Set the piston at top dead center on the compression stroke, hook up the leakdown tester, and pressurize the piston. You get a readout of what % of the air is escaping. If you are losing much, the next thing is to determine where it is going..
In order to tell where it's going, you have to listen/feel (or I've read to strap a rubber glove over the openings). If the air is coming out of the exhaust port, you have an exhaust valve problem, out of the intake port (carburetor), you have an intake valve problem. Mine was all coming out of the oil fill hole, which means I am leaking past the piston.
Turns out the rings were stuck in the grooves on the piston and were not able to expand, therefore not sealing. Unfortunately the cylinder doesn't have any crosshatching and needs to be cleaned up prior to trying to reseat rings. Since I'm in there and need a head and base gasket anyway, I have ordered a full set of rings, exhaust header copper gasket, and a ball hone to clean up the cylinder. There is no damage, just need to cross hatch it again.

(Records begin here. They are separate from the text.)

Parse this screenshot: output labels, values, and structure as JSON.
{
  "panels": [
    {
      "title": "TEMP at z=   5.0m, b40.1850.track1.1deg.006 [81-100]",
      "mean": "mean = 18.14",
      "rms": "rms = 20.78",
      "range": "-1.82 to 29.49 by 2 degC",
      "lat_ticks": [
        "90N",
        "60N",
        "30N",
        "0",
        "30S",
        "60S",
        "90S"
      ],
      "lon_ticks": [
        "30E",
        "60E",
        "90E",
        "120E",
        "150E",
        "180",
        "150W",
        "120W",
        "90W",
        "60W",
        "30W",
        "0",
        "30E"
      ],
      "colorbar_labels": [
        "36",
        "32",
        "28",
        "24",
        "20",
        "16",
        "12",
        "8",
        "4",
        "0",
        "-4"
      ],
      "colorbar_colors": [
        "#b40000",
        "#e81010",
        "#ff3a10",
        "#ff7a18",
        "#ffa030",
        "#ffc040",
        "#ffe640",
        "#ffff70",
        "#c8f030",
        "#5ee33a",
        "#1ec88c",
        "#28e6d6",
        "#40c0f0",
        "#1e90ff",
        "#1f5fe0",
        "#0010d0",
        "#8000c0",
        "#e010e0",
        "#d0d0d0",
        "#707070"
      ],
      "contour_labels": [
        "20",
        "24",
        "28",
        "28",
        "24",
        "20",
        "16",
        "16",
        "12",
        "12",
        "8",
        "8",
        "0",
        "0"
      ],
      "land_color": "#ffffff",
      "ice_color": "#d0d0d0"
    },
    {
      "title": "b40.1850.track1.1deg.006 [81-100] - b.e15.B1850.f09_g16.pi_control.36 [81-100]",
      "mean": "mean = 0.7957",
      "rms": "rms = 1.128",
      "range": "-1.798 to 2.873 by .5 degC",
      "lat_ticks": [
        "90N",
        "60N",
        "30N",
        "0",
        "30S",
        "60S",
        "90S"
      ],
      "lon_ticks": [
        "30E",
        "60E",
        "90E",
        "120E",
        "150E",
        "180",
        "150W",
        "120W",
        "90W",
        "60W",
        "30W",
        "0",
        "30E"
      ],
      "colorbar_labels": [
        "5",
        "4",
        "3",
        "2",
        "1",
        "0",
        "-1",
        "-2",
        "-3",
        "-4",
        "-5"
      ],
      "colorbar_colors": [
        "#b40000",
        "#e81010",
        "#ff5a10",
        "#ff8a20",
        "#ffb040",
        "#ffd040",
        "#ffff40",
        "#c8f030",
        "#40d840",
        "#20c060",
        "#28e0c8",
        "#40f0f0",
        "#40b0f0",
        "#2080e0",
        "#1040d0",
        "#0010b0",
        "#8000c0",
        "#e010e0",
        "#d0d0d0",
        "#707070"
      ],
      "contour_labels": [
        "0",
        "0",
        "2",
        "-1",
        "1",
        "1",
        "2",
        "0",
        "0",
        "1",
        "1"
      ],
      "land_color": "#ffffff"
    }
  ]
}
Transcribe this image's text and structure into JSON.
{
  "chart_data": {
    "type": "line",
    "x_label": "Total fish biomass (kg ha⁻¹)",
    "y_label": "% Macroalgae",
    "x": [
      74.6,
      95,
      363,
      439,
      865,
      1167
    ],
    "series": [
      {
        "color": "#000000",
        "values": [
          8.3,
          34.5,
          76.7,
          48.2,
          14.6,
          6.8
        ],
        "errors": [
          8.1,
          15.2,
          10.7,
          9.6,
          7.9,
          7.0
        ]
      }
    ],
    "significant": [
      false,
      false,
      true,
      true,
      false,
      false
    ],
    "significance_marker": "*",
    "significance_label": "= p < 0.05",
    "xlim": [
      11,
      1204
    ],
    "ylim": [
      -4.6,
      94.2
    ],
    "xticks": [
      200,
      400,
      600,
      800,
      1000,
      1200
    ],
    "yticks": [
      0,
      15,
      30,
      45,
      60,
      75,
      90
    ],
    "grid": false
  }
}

Also - I have a simple rubber cap on the airbox drain now. If I need to drain it, I will just pull the cap off. I don't need the convenience of an easily accessible hose hanging under the bike.
My guess is that I had a lot of buildup on the piston/rings from sucking dirt in, and when a little water was ingested, it got loosened up and wedged into the ring grooves on the piston, sticking the rings in place. It's probably not a bad thing that we couldn't get it started- eventually it would've done damage to the cylinder, piston, or both.